As soon as he accepts his ice cream from the clerk, she waves him down.
“You were right,” she calls out. “This is transcendent.”
He grins. “I aim to please.”
“Come join us,”
He ambles over, openly delighted by the invitation. I notice he’s not wearing a wedding ring.
“Colin,” he says.
“Lauren. And this is Hope.
“I like your accent, Lauren,” he says.
“Oh, no, I speak like a yokel,” she says with a laugh, even though she’s well aware that her drawl is part of her charm. “You can take the girl out of Texas, but you can’t take the damn Lone Star twang out of the girl.”
“Texas, you say,” he says. “Whereabouts?”
“Outside of Waco. But Hope and I live in New York now. What about you? Is that an Irish brogue I detect?”
“’Tis that. I’m from a little town near Cork you wouldn’t have heard of.”
“And what do you do in a little town near Cork?” she asks.
“I make whiskey.”
“I love Irish whiskey!” she exclaims. “I prefer it to Scotch. Too peaty. What’s it called?”
“Killcurragh,” he says.
“Well, color me purple.

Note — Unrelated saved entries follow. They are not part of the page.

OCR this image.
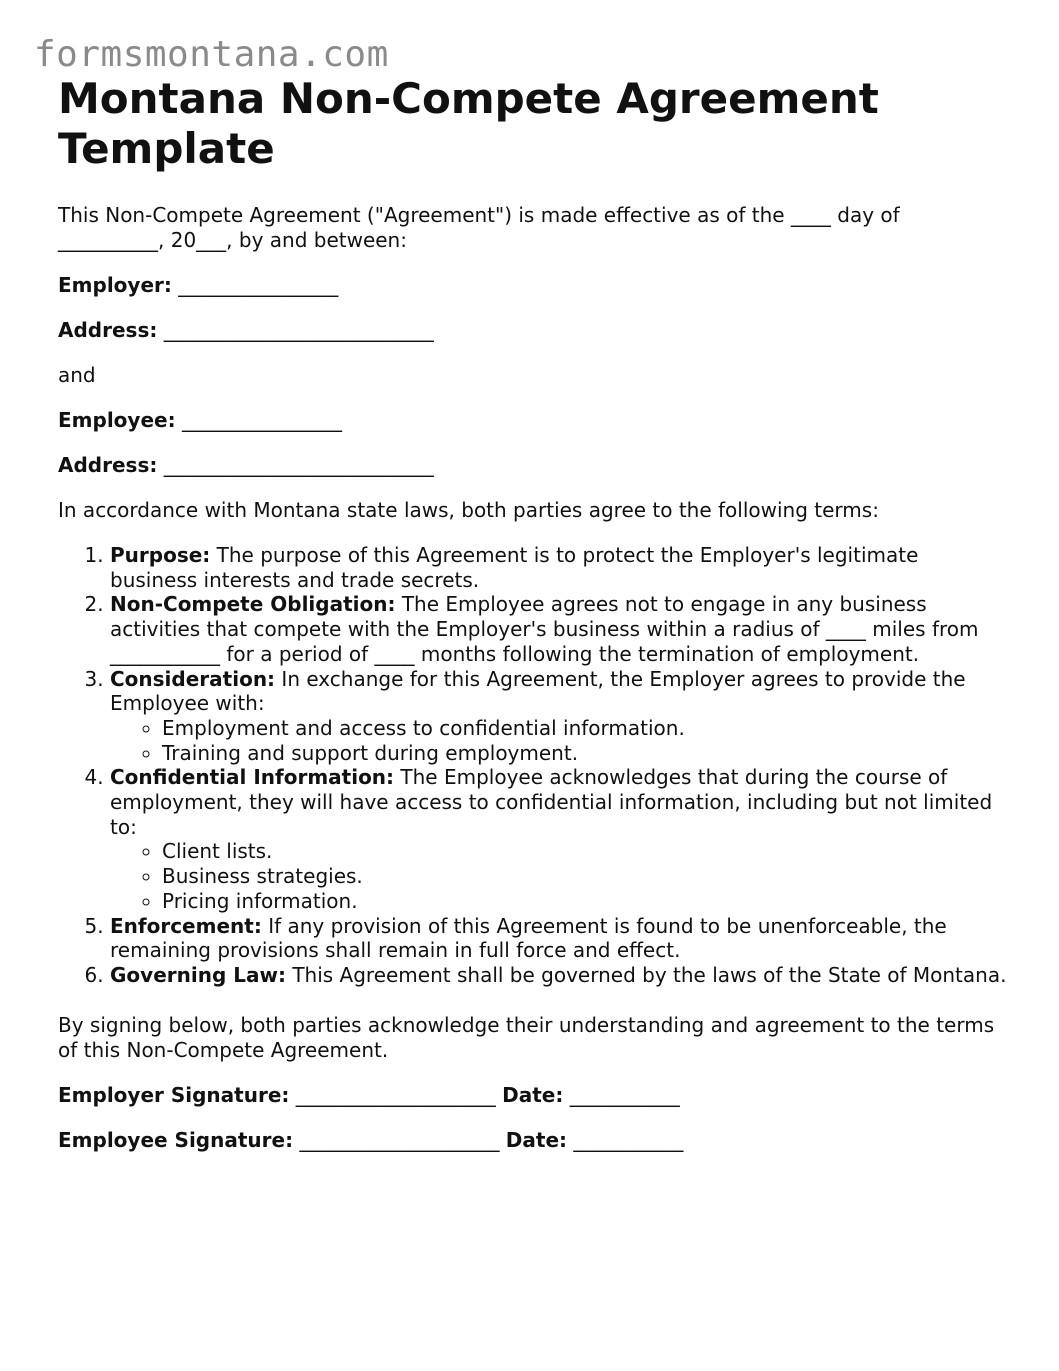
formsmontana.com
Montana Non-Compete Agreement Template

This Non-Compete Agreement ("Agreement") is made effective as of the ____ day of __________, 20___, by and between:

Employer: ________________

Address: ___________________________

and

Employee: ________________

Address: ___________________________

In accordance with Montana state laws, both parties agree to the following terms:

1. Purpose: The purpose of this Agreement is to protect the Employer's legitimate business interests and trade secrets.
2. Non-Compete Obligation: The Employee agrees not to engage in any business activities that compete with the Employer's business within a radius of ____ miles from ___________ for a period of ____ months following the termination of employment.
3. Consideration: In exchange for this Agreement, the Employer agrees to provide the Employee with:
◦ Employment and access to confidential information.
◦ Training and support during employment.
4. Confidential Information: The Employee acknowledges that during the course of employment, they will have access to confidential information, including but not limited to:
◦ Client lists.
◦ Business strategies.
◦ Pricing information.
5. Enforcement: If any provision of this Agreement is found to be unenforceable, the remaining provisions shall remain in full force and effect.
6. Governing Law: This Agreement shall be governed by the laws of the State of Montana.

By signing below, both parties acknowledge their understanding and agreement to the terms of this Non-Compete Agreement.

Employer Signature: ____________________ Date: ___________

Employee Signature: ____________________ Date: ___________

It just so happens that’s my favorite.”
He laughs. “Is it?”
“It is now,” she says.
He cracks an infectious grin. “I’d forgive you if you’ve never heard of it. I’ve only been at it six years or so. I sold my company, left Dublin to look after my mam, and needed something to do to keep from going mental.”
“You’ll have to give me a tour next time I’m across the pond.”
“You often find yourself passing through County Cork, do you?”
“Constantly,” she says. She licks her ice cream off the back of her spoon like a cat.
She’s clearly enjoying herself, and he is clearly eating it up.
“Well now, Lauren and Hope, I’m late to meet the lads for a game of snooker. I don’t suppose you’d like to join a group of sad Irish corkers for supper this evening?”
“I’m afraid we’re spoken for tonight,” she says, very obviously regretting accepting an invitation from her cha-cha partner. “But perhaps you and the sad Irish corkers could teach us snooker some other time?”
“I don’t suppose you’d want to give me your number to arrange that?” he asks.
She holds out her hand for his phone. “It would be my pleasure.”
Once he’s excused himself, she locks eyes with me and waggles her eyebrows. “That was promising,” she says.
And for the first time in ages, I detect genuine excitement in her voice at the idea of a potential date.
She doesn’t even get out her phone to post about it.